Kontroversi yang menyelimutinya berkaitan dengan klaim-klaim provokatif, seperti pernyataannya yang mengaku berhubungan intim dengan lebih dari 1.000 pria dalam waktu 12 jam. Selain itu, rencana acara “petting zoo” melibatkan ribuan pria juga menuai kecaman sehingga ia memindahkan kontennya dari platform OnlyFans ke Fansly.

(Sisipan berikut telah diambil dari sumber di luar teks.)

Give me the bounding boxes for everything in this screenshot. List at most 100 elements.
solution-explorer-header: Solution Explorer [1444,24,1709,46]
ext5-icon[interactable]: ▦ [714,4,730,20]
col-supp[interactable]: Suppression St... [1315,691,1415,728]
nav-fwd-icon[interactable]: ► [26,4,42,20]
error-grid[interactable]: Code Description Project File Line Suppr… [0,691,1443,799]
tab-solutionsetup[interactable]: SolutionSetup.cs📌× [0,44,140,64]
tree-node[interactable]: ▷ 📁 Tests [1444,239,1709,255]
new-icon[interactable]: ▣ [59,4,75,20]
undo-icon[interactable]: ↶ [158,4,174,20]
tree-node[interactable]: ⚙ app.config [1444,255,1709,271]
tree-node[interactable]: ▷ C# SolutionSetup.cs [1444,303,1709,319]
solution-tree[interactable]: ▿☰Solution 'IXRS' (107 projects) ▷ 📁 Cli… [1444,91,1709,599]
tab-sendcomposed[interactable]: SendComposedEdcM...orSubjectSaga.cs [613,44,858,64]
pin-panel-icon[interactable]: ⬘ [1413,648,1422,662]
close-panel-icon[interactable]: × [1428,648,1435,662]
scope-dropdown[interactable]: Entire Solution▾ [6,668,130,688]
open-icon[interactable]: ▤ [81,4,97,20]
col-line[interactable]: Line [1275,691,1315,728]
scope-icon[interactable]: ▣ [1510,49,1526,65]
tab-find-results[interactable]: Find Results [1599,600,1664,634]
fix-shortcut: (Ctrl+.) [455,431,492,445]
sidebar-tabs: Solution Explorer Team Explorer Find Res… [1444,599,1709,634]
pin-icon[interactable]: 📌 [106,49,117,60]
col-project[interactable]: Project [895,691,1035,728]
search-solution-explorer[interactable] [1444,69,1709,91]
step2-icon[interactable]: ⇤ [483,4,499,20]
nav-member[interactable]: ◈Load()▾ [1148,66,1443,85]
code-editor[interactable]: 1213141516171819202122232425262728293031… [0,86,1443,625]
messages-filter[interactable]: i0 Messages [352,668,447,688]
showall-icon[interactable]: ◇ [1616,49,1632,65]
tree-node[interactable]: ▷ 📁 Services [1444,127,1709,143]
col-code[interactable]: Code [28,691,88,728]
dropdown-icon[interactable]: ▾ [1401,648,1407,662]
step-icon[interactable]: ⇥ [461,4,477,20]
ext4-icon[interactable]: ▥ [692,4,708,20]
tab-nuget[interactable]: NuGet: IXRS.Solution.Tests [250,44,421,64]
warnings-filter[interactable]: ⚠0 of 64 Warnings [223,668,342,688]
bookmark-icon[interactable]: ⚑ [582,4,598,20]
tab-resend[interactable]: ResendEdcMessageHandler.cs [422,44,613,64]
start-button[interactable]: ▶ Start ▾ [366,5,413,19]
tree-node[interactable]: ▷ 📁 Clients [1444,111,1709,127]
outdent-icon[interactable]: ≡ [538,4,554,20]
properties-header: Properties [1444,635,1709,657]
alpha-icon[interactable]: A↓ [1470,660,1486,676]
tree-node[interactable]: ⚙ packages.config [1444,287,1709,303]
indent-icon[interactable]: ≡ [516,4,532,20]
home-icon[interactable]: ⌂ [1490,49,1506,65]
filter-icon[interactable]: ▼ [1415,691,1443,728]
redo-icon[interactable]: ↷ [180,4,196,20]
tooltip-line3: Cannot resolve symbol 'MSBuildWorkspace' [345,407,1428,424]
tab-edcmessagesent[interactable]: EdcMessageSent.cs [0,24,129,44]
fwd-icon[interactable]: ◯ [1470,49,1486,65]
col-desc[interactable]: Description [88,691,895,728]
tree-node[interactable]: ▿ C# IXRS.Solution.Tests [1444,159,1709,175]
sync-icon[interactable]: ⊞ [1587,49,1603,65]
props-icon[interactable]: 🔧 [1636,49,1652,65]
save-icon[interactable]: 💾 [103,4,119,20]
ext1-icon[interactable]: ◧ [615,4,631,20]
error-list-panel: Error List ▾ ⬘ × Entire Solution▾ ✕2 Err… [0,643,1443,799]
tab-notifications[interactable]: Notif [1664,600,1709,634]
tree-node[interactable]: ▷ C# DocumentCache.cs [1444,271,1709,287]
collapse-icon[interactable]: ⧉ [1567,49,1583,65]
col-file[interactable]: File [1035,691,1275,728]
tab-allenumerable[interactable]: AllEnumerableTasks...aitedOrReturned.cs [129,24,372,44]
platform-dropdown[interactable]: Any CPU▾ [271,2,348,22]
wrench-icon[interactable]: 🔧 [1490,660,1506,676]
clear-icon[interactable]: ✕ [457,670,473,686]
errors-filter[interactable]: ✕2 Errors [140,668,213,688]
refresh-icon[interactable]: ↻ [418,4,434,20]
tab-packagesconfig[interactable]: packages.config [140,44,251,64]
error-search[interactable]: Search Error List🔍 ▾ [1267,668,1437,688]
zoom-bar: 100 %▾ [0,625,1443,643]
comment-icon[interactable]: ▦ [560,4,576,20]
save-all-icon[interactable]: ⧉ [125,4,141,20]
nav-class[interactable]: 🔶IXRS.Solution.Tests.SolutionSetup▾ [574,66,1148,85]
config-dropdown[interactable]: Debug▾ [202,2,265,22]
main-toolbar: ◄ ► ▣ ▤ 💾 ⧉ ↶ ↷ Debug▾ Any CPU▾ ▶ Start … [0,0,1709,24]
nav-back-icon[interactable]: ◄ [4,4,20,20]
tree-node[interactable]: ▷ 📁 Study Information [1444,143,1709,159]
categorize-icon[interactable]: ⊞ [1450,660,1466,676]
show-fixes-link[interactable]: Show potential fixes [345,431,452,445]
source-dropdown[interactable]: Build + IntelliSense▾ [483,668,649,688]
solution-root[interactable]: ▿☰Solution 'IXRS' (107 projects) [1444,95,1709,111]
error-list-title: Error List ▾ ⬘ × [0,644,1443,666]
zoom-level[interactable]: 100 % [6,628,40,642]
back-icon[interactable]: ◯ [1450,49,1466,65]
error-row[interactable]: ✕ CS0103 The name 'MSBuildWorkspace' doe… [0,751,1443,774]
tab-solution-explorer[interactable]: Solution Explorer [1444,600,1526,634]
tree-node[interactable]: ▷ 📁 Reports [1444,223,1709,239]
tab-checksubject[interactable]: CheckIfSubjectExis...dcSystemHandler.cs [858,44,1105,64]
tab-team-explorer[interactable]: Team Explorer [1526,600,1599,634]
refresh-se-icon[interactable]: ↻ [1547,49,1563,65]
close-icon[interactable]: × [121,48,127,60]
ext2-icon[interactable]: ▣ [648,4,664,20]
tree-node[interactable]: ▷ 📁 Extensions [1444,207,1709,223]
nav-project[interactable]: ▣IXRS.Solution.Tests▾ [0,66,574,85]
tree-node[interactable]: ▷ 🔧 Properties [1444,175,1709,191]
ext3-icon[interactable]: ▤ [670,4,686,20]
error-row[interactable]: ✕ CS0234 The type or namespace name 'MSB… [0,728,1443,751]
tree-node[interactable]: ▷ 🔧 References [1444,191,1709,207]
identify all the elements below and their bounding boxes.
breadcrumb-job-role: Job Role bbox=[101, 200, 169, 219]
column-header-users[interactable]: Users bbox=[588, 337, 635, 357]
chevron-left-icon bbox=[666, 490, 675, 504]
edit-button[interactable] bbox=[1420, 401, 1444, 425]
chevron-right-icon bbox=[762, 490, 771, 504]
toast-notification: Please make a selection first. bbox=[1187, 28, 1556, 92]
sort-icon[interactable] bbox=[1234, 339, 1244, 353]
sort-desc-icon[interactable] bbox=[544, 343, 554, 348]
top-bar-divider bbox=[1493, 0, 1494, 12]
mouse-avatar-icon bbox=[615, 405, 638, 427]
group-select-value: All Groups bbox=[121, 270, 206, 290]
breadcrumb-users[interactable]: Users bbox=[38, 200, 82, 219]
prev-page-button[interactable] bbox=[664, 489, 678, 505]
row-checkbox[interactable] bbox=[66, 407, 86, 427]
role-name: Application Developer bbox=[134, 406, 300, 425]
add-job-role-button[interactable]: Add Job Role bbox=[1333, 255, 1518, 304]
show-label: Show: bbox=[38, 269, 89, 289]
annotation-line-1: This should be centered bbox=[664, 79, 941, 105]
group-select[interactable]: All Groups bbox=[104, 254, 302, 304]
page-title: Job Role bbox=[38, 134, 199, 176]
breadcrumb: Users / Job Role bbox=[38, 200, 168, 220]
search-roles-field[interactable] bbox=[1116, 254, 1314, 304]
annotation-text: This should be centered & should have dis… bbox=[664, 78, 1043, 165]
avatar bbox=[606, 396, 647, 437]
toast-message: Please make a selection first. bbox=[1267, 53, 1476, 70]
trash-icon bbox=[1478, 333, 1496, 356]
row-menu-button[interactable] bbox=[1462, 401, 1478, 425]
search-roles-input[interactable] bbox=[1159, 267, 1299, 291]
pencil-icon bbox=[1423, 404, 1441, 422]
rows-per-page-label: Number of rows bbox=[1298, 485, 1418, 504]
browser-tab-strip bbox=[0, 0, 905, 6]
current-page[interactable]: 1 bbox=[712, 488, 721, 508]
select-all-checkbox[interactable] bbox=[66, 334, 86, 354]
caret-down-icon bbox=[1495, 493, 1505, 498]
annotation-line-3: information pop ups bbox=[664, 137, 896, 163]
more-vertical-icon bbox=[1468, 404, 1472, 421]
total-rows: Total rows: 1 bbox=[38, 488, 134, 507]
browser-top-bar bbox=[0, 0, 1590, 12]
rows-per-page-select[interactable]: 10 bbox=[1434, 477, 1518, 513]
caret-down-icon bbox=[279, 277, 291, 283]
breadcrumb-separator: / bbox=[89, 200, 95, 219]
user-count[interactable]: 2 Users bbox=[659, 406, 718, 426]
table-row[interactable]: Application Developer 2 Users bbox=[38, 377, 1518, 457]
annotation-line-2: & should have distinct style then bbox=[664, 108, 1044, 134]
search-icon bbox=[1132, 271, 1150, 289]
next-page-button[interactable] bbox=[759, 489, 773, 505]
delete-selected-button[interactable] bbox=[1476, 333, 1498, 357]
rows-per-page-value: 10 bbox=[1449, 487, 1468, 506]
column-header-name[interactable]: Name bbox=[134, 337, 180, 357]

Penangkalan ini dipicu oleh keresahan masyarakat terhadap aktivitas Bonnie di Bali, di mana ia bersama beberapa warga negara asing diamankan oleh polisi pada 4 Desember 2025 akibat dugaan produksi konten pornografi. Meski unsur pidananya tidak terpenuhi, mereka tetap dijatuhi sanksi pelanggaran lalu lintas. Yuldi menekankan bahwa penggunaan Visa on Arrival oleh Bonnie untuk tujuan komersial dianggap merusak citra pariwisata Bali serta melanggar norma adat dan budaya yang berlaku.